The authors evaluate various document parsing models on a multilingual benchmark that includes both digital and photographed documents. Results show significant performance gaps between proprietary and open-source models, with notable declines on photographed documents and non-Latin-script languages. Proprietary models outperform open-source models, particularly in photographed document scenarios. Performance drops substantially on photographed documents and non-Latin-script languages across all models. Models exhibit language-specific errors, including issues with reading order, hallucinations, and incorrect segmentation.

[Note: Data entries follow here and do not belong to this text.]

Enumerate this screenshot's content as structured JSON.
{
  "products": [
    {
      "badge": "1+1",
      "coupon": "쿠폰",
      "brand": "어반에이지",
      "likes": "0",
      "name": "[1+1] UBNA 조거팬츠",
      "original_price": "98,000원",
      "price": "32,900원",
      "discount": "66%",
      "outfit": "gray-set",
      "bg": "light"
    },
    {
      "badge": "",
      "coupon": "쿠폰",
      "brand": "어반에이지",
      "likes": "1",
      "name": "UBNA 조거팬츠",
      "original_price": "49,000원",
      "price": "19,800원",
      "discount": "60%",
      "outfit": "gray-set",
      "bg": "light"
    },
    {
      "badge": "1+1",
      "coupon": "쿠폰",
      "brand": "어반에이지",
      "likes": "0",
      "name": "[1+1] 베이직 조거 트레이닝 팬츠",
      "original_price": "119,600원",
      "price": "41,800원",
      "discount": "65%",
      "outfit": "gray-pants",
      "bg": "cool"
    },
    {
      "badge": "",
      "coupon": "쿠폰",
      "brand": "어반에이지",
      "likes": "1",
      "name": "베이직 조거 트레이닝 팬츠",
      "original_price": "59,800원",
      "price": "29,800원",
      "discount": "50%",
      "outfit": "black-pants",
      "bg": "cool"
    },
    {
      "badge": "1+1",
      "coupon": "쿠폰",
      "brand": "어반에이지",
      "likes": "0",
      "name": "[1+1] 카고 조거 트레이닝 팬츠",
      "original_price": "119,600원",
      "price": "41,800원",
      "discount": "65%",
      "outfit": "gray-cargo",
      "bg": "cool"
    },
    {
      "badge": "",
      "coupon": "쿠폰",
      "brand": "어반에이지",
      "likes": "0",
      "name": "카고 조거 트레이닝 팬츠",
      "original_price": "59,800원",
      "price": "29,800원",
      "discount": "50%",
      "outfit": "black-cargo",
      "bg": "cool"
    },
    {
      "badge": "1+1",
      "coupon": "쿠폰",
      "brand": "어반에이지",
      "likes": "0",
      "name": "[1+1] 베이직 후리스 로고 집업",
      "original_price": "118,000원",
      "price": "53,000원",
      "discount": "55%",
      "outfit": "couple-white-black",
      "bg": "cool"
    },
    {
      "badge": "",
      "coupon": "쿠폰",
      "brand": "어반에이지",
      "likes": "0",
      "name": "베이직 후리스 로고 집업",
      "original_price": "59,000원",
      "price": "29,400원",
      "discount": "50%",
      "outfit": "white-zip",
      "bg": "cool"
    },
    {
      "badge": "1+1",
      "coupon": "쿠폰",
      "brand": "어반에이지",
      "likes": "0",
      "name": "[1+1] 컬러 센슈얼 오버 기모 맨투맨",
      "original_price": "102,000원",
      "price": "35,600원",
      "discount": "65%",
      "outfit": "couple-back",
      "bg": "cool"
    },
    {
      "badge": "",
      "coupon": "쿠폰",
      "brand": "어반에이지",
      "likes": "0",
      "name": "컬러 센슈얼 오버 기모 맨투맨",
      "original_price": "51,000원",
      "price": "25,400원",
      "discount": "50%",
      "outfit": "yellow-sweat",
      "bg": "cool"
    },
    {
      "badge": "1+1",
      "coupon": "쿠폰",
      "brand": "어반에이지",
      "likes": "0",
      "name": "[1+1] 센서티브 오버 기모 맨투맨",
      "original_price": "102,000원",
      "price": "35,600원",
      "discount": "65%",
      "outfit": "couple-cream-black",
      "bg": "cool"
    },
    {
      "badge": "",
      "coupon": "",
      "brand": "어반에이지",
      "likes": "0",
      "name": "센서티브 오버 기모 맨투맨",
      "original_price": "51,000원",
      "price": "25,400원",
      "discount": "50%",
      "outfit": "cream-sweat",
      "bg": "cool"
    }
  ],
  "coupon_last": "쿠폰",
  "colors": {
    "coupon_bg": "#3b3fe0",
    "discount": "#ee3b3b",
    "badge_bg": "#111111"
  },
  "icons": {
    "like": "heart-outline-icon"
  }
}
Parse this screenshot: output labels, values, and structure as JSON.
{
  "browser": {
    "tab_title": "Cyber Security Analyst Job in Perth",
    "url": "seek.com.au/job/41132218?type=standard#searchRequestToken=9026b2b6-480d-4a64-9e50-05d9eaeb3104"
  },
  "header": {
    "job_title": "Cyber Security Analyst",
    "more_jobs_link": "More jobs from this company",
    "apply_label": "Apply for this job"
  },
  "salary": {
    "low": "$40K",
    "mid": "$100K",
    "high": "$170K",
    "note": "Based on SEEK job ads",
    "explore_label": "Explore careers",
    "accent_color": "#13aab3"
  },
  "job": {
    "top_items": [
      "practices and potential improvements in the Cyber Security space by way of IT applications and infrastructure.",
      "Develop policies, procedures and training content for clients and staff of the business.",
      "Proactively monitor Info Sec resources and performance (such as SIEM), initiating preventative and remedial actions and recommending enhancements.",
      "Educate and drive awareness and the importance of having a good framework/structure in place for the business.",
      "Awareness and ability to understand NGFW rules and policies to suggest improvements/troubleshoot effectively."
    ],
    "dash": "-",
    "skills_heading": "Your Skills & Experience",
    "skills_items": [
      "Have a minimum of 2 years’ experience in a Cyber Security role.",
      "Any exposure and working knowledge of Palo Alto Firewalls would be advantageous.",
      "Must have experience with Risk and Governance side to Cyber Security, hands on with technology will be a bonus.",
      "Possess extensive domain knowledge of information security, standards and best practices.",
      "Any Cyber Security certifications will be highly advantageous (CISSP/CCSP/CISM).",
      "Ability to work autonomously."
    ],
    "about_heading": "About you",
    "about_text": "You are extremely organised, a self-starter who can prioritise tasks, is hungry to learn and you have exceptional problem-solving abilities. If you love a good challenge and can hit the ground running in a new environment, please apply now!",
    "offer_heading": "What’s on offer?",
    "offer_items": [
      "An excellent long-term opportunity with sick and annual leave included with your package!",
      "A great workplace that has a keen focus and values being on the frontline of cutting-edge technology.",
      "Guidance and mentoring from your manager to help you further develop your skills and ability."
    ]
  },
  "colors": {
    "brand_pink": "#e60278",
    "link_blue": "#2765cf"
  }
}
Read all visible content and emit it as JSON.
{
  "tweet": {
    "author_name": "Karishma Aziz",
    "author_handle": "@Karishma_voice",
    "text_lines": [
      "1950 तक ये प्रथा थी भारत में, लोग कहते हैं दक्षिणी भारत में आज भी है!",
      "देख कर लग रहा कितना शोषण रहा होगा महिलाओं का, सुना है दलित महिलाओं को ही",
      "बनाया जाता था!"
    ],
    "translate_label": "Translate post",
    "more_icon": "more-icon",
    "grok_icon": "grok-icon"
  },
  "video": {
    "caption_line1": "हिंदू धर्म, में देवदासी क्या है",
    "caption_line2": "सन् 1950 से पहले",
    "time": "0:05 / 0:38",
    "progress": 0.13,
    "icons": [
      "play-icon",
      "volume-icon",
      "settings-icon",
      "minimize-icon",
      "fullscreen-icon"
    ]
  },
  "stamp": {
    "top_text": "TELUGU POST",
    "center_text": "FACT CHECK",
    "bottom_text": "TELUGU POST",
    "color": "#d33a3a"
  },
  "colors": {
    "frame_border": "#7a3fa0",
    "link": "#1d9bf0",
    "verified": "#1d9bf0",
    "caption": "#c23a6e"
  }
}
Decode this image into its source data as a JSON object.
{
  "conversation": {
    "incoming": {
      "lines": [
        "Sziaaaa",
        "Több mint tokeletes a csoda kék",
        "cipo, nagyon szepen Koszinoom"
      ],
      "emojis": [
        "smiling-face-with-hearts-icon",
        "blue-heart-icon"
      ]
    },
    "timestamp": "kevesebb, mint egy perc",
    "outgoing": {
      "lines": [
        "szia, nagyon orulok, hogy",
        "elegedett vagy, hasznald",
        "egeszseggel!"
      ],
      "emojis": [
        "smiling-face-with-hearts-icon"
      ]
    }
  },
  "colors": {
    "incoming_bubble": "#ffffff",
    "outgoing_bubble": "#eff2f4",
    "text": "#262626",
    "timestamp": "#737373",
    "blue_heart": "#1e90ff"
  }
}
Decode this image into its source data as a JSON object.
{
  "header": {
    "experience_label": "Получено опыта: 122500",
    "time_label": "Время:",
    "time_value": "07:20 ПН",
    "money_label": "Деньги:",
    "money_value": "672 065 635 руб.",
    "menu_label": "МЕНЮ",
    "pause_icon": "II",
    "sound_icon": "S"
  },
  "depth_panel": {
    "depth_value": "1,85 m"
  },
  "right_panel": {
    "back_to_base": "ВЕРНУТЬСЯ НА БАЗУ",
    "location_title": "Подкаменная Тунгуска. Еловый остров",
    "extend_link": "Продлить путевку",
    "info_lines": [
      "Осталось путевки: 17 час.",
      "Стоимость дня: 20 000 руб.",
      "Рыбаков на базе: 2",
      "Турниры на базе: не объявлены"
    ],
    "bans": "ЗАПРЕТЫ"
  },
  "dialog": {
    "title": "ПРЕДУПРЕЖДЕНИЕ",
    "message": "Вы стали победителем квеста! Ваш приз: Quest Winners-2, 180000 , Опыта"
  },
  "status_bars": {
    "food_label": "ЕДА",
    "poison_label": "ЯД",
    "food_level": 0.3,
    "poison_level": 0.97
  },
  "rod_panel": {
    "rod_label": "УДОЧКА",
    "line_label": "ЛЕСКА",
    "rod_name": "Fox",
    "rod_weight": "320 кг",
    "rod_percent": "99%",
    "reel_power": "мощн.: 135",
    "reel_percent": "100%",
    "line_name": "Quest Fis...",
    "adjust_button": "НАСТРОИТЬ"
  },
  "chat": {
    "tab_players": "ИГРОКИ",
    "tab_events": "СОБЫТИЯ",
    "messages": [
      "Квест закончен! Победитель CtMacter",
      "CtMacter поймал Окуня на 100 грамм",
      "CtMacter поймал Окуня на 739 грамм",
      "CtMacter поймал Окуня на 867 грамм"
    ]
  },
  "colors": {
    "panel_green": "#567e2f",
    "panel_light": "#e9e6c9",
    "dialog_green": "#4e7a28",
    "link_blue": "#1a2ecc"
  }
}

The authors evaluate various document parsing models using MDPBench, a multilingual benchmark designed to test performance across diverse image types and real-world photographic conditions. The experiments reveal that proprietary models generally outperform open-source alternatives, though all models struggle with non-Latin scripts and photographed documents compared to digital-born ones. Ultimately, the results highlight significant challenges in handling language-specific reading orders and complex photographic environments.